If we agree that men have been the ones building the systems and holding the power, then we also have to admit that they wrote the history. Therefore, women weren’t given the opportunity to contribute equally. The door wasn’t just closed — it was bolted shut.
The real question isn’t whether men have contributed. It’s how much more advanced we might be if everyone had been given a fair shot.
“We’ve been moving slow because we’ve been moving unevenly.”
Progress for Whom?
And it’s not just women who were sidelined.
Many men — especially Black men, Indigenous men, and men from working-class or immigrant backgrounds — have also been kept out of decision-making rooms, stripped of credit, or left out of the narrative entirely.
They fought wars, built roads, invented tools, and kept communities running — but were denied patents, protection, and political power.
When we look at how modern policies — especially those from Trump-era rollbacks — have affected education, reproductive rights, environmental protections, and civil rights, the legacy becomes clearer. These policies didn’t just slow down progress. They protected privilege and punished those already pushed to the margins.
Progress hasn’t just been slow. It’s been uneven — by design.

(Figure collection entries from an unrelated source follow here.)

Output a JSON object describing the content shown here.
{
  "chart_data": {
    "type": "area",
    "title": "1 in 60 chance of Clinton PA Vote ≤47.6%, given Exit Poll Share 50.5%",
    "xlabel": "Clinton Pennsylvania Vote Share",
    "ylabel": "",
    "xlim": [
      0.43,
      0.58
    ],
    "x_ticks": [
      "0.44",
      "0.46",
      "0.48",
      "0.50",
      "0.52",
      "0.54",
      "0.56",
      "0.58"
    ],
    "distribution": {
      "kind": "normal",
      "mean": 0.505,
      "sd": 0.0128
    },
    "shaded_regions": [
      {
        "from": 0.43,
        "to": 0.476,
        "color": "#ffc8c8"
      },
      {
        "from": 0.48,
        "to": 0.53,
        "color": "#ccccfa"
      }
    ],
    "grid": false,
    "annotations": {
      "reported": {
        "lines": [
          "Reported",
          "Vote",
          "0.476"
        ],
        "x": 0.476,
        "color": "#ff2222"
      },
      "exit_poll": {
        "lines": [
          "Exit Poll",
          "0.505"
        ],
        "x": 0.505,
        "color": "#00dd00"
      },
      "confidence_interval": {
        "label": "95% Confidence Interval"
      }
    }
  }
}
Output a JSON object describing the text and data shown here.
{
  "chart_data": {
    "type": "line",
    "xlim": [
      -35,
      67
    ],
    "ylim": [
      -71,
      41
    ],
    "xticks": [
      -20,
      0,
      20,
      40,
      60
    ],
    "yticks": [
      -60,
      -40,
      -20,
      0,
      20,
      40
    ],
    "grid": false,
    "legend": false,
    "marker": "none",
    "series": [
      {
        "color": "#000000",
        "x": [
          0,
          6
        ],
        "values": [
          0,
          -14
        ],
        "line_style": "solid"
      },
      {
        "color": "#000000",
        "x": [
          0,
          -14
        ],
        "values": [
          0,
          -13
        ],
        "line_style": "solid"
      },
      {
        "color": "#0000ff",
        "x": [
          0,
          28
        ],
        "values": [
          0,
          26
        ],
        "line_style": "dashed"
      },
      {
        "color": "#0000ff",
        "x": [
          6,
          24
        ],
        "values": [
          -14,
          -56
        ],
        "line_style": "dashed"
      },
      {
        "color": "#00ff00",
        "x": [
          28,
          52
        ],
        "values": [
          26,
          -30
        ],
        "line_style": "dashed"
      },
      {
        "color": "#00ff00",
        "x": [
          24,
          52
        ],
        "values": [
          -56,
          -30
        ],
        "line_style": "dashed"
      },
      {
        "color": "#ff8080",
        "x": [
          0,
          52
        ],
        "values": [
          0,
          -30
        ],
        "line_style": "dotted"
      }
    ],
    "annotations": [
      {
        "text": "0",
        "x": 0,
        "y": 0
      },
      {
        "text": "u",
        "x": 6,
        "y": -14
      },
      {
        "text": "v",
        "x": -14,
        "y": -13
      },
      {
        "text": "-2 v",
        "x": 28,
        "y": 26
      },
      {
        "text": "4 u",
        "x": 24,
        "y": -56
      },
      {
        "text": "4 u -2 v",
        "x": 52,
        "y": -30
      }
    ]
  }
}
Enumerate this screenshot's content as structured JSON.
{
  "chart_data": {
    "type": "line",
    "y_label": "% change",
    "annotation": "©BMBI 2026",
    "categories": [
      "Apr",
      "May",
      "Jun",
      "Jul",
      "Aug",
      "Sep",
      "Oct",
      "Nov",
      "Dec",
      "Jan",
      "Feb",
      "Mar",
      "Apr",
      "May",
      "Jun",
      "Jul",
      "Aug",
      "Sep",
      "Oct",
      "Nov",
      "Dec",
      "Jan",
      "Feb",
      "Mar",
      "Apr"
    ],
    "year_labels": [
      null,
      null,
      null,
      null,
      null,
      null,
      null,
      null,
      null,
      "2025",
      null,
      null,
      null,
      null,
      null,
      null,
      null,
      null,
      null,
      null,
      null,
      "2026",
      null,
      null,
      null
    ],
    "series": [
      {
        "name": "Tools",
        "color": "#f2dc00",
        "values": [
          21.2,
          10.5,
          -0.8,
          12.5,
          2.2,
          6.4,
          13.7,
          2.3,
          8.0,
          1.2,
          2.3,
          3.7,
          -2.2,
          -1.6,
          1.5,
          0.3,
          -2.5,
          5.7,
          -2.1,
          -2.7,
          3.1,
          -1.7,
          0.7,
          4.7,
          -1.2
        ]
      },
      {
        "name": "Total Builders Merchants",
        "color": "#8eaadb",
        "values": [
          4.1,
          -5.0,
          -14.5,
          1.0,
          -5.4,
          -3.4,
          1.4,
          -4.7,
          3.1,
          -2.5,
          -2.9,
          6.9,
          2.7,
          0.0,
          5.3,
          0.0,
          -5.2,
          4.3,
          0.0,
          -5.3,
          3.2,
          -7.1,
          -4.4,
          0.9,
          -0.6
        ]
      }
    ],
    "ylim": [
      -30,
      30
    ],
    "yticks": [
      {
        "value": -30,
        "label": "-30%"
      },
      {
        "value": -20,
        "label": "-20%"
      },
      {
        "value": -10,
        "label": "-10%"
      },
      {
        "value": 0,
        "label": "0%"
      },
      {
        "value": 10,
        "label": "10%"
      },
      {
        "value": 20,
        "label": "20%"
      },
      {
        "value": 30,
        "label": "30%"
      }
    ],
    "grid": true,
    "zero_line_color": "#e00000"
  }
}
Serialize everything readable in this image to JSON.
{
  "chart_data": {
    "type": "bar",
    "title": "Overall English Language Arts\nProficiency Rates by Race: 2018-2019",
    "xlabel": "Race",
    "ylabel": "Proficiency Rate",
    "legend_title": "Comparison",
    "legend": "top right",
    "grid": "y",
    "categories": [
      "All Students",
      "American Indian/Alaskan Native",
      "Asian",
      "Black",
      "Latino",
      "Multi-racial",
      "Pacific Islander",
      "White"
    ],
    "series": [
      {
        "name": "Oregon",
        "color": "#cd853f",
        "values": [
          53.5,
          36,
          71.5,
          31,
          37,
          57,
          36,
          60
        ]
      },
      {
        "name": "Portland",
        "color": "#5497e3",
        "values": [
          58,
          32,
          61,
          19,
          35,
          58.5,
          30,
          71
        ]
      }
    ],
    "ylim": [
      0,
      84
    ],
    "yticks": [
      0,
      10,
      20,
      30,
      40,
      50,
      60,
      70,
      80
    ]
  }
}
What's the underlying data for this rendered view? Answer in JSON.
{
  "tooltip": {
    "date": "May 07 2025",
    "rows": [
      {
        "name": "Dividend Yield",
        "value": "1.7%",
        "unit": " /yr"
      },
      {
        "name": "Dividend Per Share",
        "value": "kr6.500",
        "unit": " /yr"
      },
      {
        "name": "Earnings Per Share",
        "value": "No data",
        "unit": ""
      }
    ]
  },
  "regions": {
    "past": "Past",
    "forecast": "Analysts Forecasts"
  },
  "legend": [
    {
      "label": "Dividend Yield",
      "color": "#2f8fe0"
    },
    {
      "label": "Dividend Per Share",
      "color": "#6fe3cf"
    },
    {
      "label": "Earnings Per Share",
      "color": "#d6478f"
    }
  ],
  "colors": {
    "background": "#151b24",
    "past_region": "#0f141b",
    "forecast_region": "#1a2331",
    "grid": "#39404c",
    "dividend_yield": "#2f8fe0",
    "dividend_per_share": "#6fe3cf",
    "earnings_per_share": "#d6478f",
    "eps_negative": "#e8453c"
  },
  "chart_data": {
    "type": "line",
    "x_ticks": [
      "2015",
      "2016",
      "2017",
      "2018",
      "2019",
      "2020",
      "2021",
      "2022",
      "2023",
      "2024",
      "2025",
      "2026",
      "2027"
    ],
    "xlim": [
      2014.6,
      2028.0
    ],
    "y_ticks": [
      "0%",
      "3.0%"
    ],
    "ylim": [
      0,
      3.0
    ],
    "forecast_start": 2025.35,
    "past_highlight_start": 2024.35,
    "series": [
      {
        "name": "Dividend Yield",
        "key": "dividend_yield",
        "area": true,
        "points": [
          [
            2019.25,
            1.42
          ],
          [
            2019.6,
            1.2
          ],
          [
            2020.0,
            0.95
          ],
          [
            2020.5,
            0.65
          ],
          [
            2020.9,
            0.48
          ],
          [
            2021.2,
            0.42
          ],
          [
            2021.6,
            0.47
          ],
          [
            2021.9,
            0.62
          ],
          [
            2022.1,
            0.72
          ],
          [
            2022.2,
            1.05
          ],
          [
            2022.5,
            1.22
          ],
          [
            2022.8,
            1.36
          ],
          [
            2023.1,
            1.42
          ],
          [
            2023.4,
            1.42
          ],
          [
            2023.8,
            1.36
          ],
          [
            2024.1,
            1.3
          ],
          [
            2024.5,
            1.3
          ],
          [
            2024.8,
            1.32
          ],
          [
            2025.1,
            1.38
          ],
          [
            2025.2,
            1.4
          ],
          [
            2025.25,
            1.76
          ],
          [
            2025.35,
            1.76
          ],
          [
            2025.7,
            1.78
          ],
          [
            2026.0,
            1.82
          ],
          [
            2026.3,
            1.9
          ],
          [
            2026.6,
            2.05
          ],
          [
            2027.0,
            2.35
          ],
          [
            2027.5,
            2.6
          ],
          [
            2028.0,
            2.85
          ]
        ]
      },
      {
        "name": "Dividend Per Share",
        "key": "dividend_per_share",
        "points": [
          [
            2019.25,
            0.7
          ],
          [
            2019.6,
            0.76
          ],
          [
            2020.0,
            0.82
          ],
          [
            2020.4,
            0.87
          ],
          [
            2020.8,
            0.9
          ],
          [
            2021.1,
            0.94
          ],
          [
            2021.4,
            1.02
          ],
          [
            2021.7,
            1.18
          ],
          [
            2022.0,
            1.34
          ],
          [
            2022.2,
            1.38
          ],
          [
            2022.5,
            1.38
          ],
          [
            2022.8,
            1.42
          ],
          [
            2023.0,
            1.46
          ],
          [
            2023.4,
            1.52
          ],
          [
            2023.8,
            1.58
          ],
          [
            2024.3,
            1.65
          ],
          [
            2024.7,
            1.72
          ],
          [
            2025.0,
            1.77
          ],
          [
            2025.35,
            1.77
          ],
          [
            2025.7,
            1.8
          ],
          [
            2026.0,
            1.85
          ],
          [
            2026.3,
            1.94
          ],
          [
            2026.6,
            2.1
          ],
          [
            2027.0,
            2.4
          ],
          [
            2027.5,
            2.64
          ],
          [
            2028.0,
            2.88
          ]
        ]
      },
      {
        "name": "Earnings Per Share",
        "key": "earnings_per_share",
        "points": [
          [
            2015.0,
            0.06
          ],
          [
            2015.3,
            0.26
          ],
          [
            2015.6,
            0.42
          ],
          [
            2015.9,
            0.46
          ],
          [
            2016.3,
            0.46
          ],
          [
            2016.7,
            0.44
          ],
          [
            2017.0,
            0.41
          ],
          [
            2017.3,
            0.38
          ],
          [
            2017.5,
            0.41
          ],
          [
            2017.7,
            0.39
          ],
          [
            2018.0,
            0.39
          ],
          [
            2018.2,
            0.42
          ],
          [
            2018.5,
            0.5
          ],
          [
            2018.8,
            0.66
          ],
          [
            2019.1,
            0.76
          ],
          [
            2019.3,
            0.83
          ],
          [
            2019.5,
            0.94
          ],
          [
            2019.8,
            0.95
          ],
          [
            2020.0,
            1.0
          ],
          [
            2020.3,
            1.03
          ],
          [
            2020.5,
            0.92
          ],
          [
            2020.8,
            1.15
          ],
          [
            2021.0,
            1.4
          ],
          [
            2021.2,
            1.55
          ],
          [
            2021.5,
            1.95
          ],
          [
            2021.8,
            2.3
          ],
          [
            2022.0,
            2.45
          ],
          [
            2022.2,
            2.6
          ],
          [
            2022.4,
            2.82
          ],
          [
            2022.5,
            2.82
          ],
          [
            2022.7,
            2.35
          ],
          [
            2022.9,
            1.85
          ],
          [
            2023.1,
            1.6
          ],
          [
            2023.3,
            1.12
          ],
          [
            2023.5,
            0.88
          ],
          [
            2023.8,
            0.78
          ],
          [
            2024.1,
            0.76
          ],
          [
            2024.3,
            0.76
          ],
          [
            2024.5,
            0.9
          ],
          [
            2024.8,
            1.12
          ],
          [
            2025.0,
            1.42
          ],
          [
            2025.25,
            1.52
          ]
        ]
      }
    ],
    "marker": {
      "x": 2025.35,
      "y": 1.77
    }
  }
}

So Where Does Yoga Come In?
Yoga is often seen as a personal escape — a mountain retreat, a candlelit studio, a solo path to peace. But real yoga is relational. It asks us to look at how we live, not just how we breathe.
We can’t talk about liberation if we don’t ask: Who has been doing the invisible work? Who’s been keeping the fire lit while someone else gets to meditate in silence?
Yoga is political, whether we like it or not. Because yoga is about truth. And the truth is — many voices have been missing from the story.
Maybe It’s Time We Listen Differently
This isn’t about guilt. It’s about curiosity. About finally asking:
Who was never invited into the room? Who was busy fixing neckties, making dinner, or calming children while “progress” marched on? And what wisdom have we missed because we never stopped to ask?
We’ve been moving slow because we’ve been moving unevenly.
What if the real revolution isn’t about going faster — but about widening the circle?